Según denunció la propia asociación a través de un comunicado, al exigir una solución ante las autoridades bancarias, se les informó que únicamente la directora de la institución estatal está autorizada para revisar y desbloquear este tipo de casos. La justificación esgrimida por el banco refleja un desconocimiento absoluto del funcionamiento de las organizaciones independientes, que subsisten en la isla gracias al microdonativo y al apoyo directo de la población.
Ante la arbitrariedad, la ONG animalista subrayó que el 90 % de los fondos que ingresan a su cuenta proviene de ciudadanos residentes en Cuba. \»Nuestra cuenta se mueve porque nuestra asociación está viva. Detrás de cada transferencia hay un animal que comerá, un tratamiento que se paga, una cirugía que se hace a tiempo\», explicaron los miembros de la BAC. La organización aclaró que no recibe financiamiento de gobiernos, partidos o instituciones internacionales, y que las escasas donaciones desde el exterior —que promedian los 40 dólares mensuales— provienen de personas naturales, en su mayoría cubanos.
Asfixia financiera y control de la sociedad civil
Este bloqueo no es un hecho aislado, sino que se inserta en la política sistemática de la dictadura cubana para obstaculizar el funcionamiento de cualquier iniciativa ciudadana que escape a su control totalitario. En un contexto de profunda crisis económica, hiperinflación y colapso de los servicios públicos, el gobierno cubano endurece su maquinaria burocrática para asfixiar a los proyectos independientes, criminalizando la solidaridad y privando a la población de la posibilidad de organizarse para mitigar el abandono estatal.

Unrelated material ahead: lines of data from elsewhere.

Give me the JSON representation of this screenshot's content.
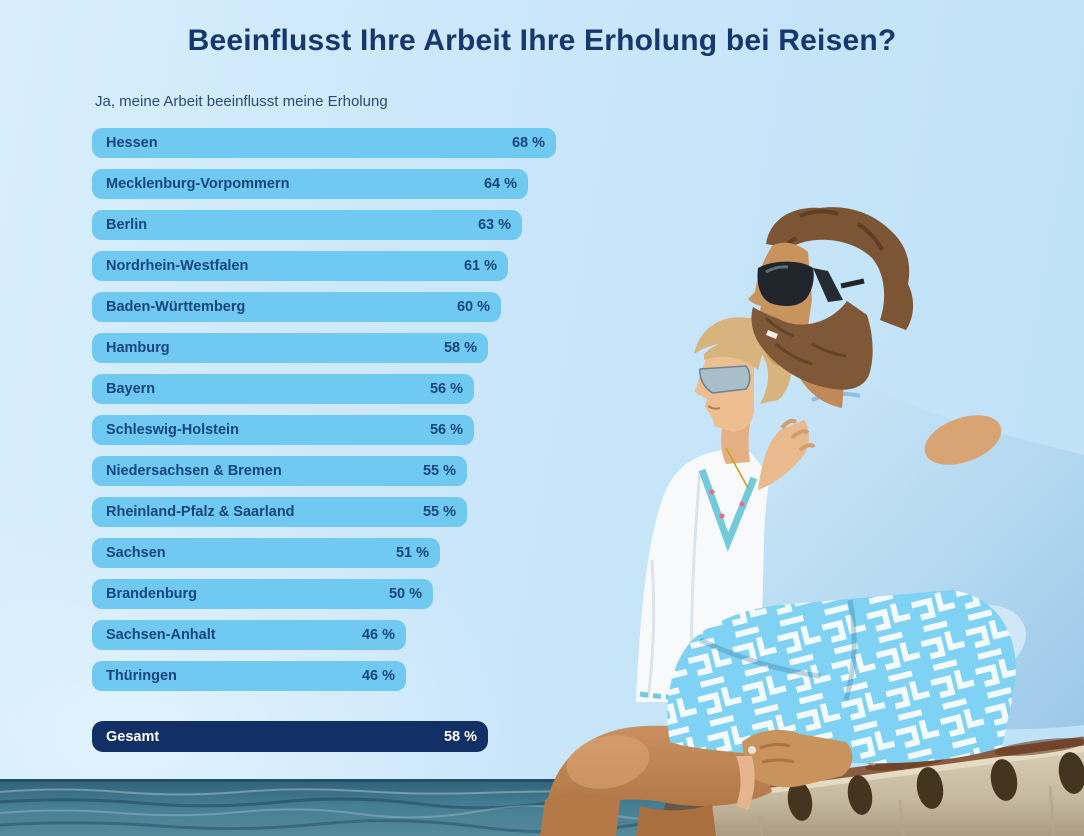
{
  "colors": {
    "title": "#16376F",
    "subtitle": "#2B4A74",
    "bar": "#6FC9F1",
    "bar_text": "#17457C",
    "total_bar": "#122F66",
    "total_text": "#FFFFFF"
  },
  "chart_data": {
    "type": "bar",
    "orientation": "horizontal",
    "title": "Beeinflusst Ihre Arbeit Ihre Erholung bei Reisen?",
    "subtitle": "Ja, meine Arbeit beeinflusst meine Erholung",
    "value_suffix": " %",
    "categories": [
      "Hessen",
      "Mecklenburg-Vorpommern",
      "Berlin",
      "Nordrhein-Westfalen",
      "Baden-Württemberg",
      "Hamburg",
      "Bayern",
      "Schleswig-Holstein",
      "Niedersachsen & Bremen",
      "Rheinland-Pfalz & Saarland",
      "Sachsen",
      "Brandenburg",
      "Sachsen-Anhalt",
      "Thüringen"
    ],
    "values": [
      68,
      64,
      63,
      61,
      60,
      58,
      56,
      56,
      55,
      55,
      51,
      50,
      46,
      46
    ],
    "total": {
      "label": "Gesamt",
      "value": 58
    },
    "xlim": [
      0,
      100
    ],
    "legend": false
  }
}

Los miembros de Bienestar Animal Cuba tienen previsto reunirse con representantes bancarios para exigir el desbloqueo y defender su derecho a operar con transparencia. Sin embargo, el panorama es incierto. Mientras el ejecutivo cubano mantenga su política de hostigamiento y restricción financiera contra actores no estatales, el tejido civil de la isla continuará debilitándose. Lo que está en juego no es solo el acceso a un recurso bancario, sino la capacidad misma de la ciudadanía para responder a las urgencias sociales que el Estado ha abandonado por completo.